Sorting characters in varchar2 alphabetically

I'm looking for a function that sorts the characters in varchar2 alphabetically.

Is there something built in to oracle that I can use, or do I need to create a UI in PL / SQL?

+2


a source to share


5 answers


From the answer at http://forums.oracle.com/forums/thread.jspa?messageID=1791550 this might work, but no need to test 10g ...

SELECT MIN(permutations)
FROM (SELECT REPLACE (SYS_CONNECT_BY_PATH (n, ','), ',') permutations
    FROM (SELECT LEVEL l, SUBSTR ('&col', LEVEL, 1) n
        FROM DUAL
        CONNECT BY LEVEL <= LENGTH ('&col')) yourtable
    CONNECT BY NOCYCLE l != PRIOR l)
WHERE LENGTH (permutations) = LENGTH ('&col')

      



The example is col

defined in SQL * Plus, but if you make this function you can pass it or you can rework it so that I can use a table column I suppose.

I would take this as a starting point, not a solution; the original question was about anagrams, so it is meant to find all permutations, so something similar is possible, but simplified. I suspect this doesn't scale well for large values.

+1


a source


You must remember that there is no general agreement on what "alphabetically" means. It all depends on what country it is in and who is looking at your data and what context it is in.

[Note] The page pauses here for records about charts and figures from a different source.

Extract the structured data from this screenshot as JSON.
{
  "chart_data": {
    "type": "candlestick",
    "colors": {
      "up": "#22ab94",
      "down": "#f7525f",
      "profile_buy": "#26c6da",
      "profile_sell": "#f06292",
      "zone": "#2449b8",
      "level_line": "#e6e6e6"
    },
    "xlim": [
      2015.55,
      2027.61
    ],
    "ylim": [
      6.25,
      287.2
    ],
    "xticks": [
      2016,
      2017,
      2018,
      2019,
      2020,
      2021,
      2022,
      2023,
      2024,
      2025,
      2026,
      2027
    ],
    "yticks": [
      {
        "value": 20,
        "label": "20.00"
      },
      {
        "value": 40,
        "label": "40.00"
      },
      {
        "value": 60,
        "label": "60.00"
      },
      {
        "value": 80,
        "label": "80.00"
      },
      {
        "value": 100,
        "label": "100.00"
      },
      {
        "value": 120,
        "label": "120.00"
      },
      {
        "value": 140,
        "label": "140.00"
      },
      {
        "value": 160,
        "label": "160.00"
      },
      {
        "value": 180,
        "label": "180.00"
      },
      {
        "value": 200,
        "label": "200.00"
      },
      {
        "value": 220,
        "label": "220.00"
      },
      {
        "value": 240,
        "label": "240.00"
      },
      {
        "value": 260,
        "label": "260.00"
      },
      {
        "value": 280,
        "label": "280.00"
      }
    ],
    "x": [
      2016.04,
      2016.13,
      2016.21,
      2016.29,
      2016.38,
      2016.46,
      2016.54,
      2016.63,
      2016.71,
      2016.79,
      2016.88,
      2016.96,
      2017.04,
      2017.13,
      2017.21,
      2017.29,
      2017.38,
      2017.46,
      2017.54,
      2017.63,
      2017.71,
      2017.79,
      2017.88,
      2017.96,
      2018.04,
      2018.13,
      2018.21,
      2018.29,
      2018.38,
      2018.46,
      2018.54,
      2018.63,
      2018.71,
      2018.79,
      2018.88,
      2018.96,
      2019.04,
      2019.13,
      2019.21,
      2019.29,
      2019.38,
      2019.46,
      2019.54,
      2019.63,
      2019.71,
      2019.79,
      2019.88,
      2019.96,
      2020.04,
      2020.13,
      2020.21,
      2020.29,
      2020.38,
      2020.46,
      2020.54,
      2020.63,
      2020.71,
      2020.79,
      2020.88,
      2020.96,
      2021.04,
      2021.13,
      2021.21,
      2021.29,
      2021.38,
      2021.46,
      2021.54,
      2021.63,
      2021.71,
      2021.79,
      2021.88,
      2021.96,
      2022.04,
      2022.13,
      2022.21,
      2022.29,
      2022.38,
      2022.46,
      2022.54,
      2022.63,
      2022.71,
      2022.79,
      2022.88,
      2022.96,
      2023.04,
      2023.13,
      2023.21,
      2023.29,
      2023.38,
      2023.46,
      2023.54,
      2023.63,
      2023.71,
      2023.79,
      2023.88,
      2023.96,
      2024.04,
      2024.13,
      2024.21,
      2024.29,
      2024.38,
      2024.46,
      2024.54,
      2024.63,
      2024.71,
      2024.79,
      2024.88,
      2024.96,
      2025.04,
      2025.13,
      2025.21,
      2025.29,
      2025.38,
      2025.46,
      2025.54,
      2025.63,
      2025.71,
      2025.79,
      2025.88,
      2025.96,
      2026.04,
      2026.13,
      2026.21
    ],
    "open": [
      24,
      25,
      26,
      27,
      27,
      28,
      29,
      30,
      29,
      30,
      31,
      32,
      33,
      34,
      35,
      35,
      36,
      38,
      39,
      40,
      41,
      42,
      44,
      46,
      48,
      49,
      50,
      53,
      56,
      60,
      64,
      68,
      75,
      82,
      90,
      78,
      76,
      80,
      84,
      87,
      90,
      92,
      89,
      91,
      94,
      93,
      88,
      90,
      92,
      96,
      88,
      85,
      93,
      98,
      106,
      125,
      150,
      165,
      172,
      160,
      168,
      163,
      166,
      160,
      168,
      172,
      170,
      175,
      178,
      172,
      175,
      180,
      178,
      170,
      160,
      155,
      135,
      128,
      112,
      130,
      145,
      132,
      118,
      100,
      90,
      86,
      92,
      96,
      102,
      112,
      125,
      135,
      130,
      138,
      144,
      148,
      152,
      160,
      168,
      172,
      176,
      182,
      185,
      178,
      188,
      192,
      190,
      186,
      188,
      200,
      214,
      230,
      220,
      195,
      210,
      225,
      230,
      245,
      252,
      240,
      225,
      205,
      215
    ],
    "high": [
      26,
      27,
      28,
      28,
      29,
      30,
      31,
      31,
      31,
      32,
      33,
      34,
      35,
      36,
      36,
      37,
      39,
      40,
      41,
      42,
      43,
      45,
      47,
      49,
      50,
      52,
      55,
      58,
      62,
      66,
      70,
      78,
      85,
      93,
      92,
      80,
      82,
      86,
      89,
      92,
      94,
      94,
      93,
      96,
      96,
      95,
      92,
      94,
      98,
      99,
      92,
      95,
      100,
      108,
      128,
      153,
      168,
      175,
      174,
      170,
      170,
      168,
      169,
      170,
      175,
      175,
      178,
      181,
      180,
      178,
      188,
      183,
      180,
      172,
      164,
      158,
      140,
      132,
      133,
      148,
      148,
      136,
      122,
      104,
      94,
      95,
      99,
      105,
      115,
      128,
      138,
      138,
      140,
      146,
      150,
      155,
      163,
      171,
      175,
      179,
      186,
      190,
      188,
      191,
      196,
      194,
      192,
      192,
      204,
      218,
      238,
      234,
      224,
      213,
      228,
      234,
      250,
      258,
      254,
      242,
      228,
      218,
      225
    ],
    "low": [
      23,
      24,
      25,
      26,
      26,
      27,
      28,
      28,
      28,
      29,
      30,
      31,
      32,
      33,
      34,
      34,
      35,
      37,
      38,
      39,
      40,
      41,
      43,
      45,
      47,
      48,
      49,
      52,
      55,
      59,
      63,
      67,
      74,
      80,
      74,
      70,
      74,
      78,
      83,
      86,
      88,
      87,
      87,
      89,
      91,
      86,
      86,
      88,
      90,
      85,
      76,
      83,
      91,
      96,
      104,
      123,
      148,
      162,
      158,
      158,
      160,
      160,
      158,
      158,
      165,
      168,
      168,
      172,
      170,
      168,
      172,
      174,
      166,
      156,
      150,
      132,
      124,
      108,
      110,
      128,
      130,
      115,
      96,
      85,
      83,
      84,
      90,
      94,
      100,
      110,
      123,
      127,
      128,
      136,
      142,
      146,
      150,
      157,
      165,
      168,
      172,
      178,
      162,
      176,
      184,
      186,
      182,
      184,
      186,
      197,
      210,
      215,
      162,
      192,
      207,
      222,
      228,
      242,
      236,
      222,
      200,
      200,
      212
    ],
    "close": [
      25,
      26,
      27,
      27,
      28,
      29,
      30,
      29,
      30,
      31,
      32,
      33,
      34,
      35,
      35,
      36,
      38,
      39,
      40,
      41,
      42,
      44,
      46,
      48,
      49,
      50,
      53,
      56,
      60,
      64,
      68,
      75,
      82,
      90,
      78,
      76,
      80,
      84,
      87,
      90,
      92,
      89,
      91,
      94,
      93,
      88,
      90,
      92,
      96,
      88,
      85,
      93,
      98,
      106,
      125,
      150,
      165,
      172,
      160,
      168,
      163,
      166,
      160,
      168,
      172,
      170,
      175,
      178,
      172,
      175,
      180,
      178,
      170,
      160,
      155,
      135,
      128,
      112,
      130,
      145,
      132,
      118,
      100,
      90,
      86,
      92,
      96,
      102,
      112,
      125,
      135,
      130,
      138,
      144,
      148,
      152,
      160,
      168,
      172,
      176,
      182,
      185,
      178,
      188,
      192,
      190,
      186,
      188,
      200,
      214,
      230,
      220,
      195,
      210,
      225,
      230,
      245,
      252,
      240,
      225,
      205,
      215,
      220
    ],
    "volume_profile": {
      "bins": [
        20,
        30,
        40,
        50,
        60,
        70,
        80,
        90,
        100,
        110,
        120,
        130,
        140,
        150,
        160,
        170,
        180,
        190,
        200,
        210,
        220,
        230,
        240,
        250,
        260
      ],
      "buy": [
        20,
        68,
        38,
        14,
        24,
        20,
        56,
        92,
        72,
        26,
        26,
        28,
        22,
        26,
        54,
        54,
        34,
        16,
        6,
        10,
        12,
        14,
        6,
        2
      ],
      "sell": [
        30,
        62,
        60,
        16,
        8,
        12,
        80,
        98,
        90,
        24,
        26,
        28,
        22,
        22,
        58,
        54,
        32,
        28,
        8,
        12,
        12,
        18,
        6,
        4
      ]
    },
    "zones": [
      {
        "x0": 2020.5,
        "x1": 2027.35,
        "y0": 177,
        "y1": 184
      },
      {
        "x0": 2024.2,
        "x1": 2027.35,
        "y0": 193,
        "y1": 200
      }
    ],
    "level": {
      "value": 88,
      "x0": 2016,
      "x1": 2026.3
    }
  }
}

For example, in DK there are a large number of different sortings a, aa, b, c, æ, ø, å



  • alphabetically: a, aa, b, c, æ, ø, å
  • for some dictionary: a, aa, å, b, c, æ, ø
  • for other dictionaries: a, b, c, æ, ø, aa, å
  • according to Microsoft standard: a, b, c, æ, ø, aa, å

check out http://www.siao2.com/2006/04/27/584439.aspx for more information. Which also happens to be a great blog for issues like these.

+1


a source


So in the end I went down the PL / SQL path because after some searching I realized that there is no built-in function I can use.

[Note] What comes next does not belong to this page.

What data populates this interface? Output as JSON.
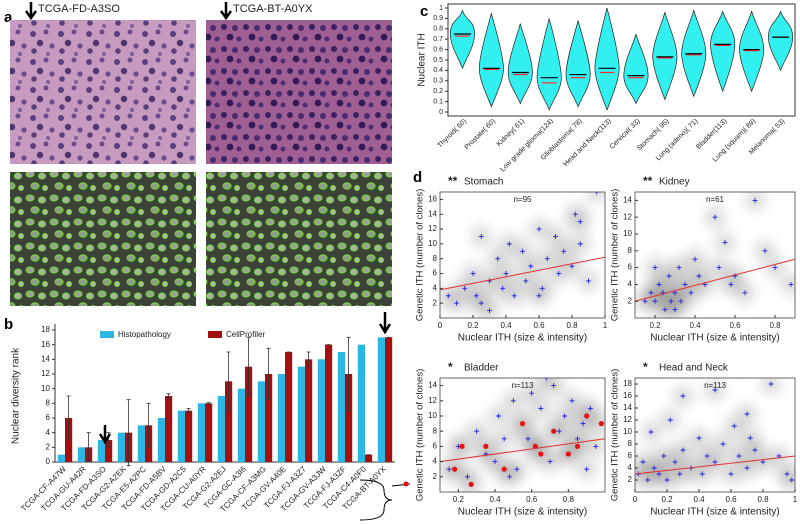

Here's what I came up with. It is based on the future of associative array, which is that Oracle stores keys in sorted order.

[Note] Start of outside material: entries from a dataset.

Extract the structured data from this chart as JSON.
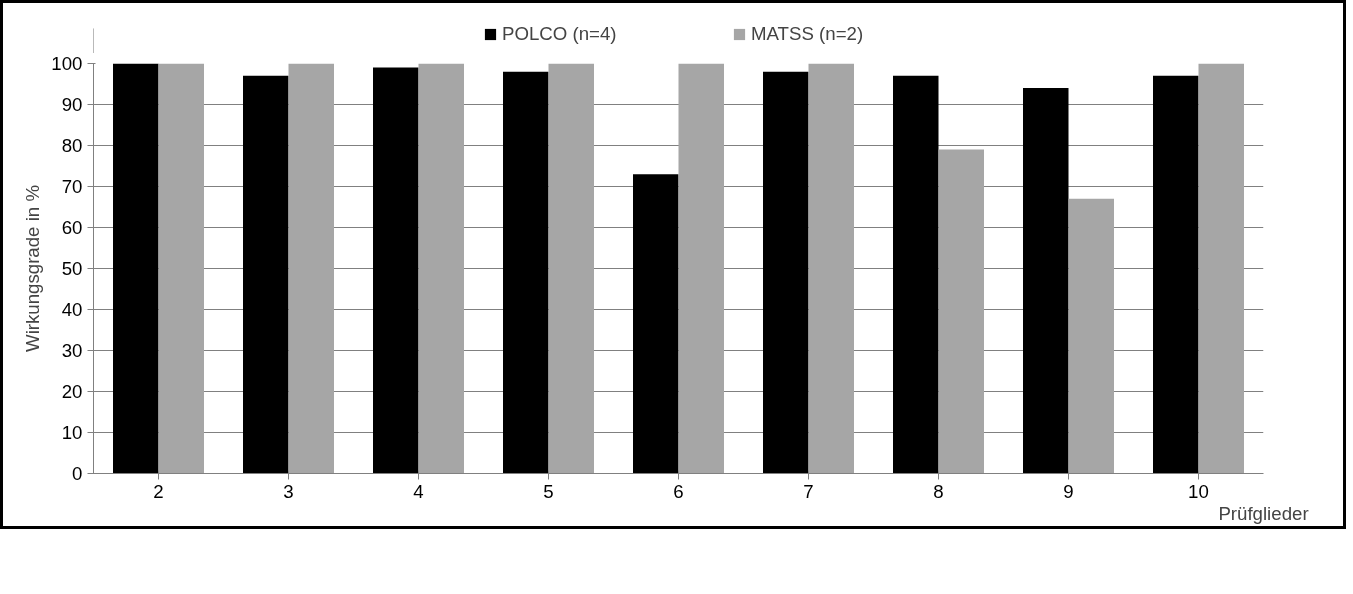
{
  "chart_data": {
    "type": "bar",
    "categories": [
      "2",
      "3",
      "4",
      "5",
      "6",
      "7",
      "8",
      "9",
      "10"
    ],
    "xlabel": "Prüfglieder",
    "ylabel": "Wirkungsgrade in %",
    "series": [
      {
        "name": "POLCO (n=4)",
        "color": "#000000",
        "values": [
          100,
          97,
          99,
          98,
          73,
          98,
          97,
          94,
          97
        ]
      },
      {
        "name": "MATSS (n=2)",
        "color": "#a6a6a6",
        "values": [
          100,
          100,
          100,
          100,
          100,
          100,
          79,
          67,
          100
        ]
      }
    ],
    "ylim": [
      0,
      100
    ],
    "yticks": [
      0,
      10,
      20,
      30,
      40,
      50,
      60,
      70,
      80,
      90,
      100
    ],
    "grid": "y",
    "legend": "top"
  }
}
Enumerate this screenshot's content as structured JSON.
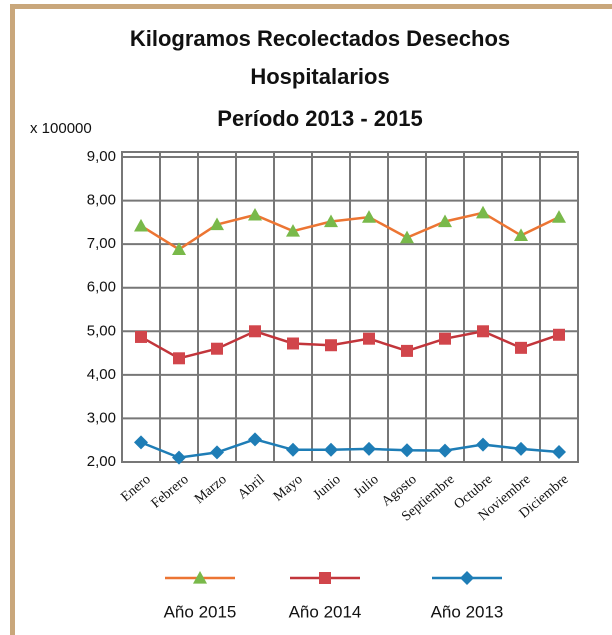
{
  "chart_data": {
    "type": "line",
    "title": "Kilogramos Recolectados Desechos Hospitalarios",
    "subtitle": "Período 2013 - 2015",
    "y_label": "x 100000",
    "categories": [
      "Enero",
      "Febrero",
      "Marzo",
      "Abril",
      "Mayo",
      "Junio",
      "Julio",
      "Agosto",
      "Septiembre",
      "Octubre",
      "Noviembre",
      "Diciembre"
    ],
    "series": [
      {
        "name": "Año 2015",
        "color": "#ec7533",
        "marker": "triangle",
        "marker_color": "#79b94a",
        "values": [
          7.42,
          6.88,
          7.45,
          7.67,
          7.3,
          7.52,
          7.62,
          7.15,
          7.52,
          7.72,
          7.2,
          7.62
        ]
      },
      {
        "name": "Año 2014",
        "color": "#c2353b",
        "marker": "square",
        "marker_color": "#d1454b",
        "values": [
          4.87,
          4.38,
          4.6,
          5.0,
          4.72,
          4.68,
          4.83,
          4.55,
          4.83,
          5.0,
          4.62,
          4.92
        ]
      },
      {
        "name": "Año 2013",
        "color": "#1e7db6",
        "marker": "diamond",
        "marker_color": "#1e7db6",
        "values": [
          2.45,
          2.1,
          2.22,
          2.52,
          2.28,
          2.28,
          2.3,
          2.27,
          2.26,
          2.4,
          2.3,
          2.23
        ]
      }
    ],
    "ylim": [
      2,
      9
    ],
    "yticks": [
      {
        "value": 2,
        "label": "2,00"
      },
      {
        "value": 3,
        "label": "3,00"
      },
      {
        "value": 4,
        "label": "4,00"
      },
      {
        "value": 5,
        "label": "5,00"
      },
      {
        "value": 6,
        "label": "6,00"
      },
      {
        "value": 7,
        "label": "7,00"
      },
      {
        "value": 8,
        "label": "8,00"
      },
      {
        "value": 9,
        "label": "9,00"
      }
    ],
    "grid": true
  }
}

create or replace function sort_chars(p_string in varchar2) return varchar deterministic
as
     rv varchar2(4000);
     ch  varchar2(1);
     type vcArray is table of varchar(4000) index by varchar2(1);
     sorted vcArray;

     key varchar2(1);

begin
     for i in 1 .. length(p_string)
     loop
        ch := substr(p_string, i, 1);

        if (sorted.exists(ch))
        then 
            sorted(ch) := sorted(ch) || ch;
        else
            sorted(ch) := ch;
        end if;
     end loop;


    rv := '';
    key  := sorted.FIRST;
    WHILE key IS NOT NULL LOOP
        rv := rv || sorted(key);
        key := sorted.NEXT(key);
    END LOOP;

     return rv;
end;

      

Simple performance test:

set timing on;

create table test_sort_fn as 
select t1.object_name || rownum as test from user_objects t1, user_objects t2;

select count(distinct test) from  test_sort_fn;

select count (*)  from (select sort_chars(test)  from test_sort_fn);


Table created.
Elapsed: 00:00:01.32

COUNT(DISTINCTTEST)
-------------------
             384400
1 row selected.
Elapsed: 00:00:00.57

  COUNT(*)
----------
    384400
1 row selected.
Elapsed: 00:00:00.06

      

+1


a source


Assuming you don't mind having characters returned 1 per line:

select substr(str, r, 1) X from (
select 'CAB' str,
       rownum r
from dual connect by level <= 4000
) where r <= length(str) order by X;

X
=
A
B
C

      

0


a source


You can use the following query:

select listagg(letter) 
    within group (order by UPPER(letter), ASCII(letter) DESC) 
from
(
select regexp_substr('gfedcbaGFEDCBA', '.', level) as letter from dual
connect by regexp_substr('gfedcbaGFEDCBA', '.', level) is not null
);

      

The subquery splits the string into records (one character each) using regexp_substr, and the outer query concatenates the records into one line using listagg after sorting them.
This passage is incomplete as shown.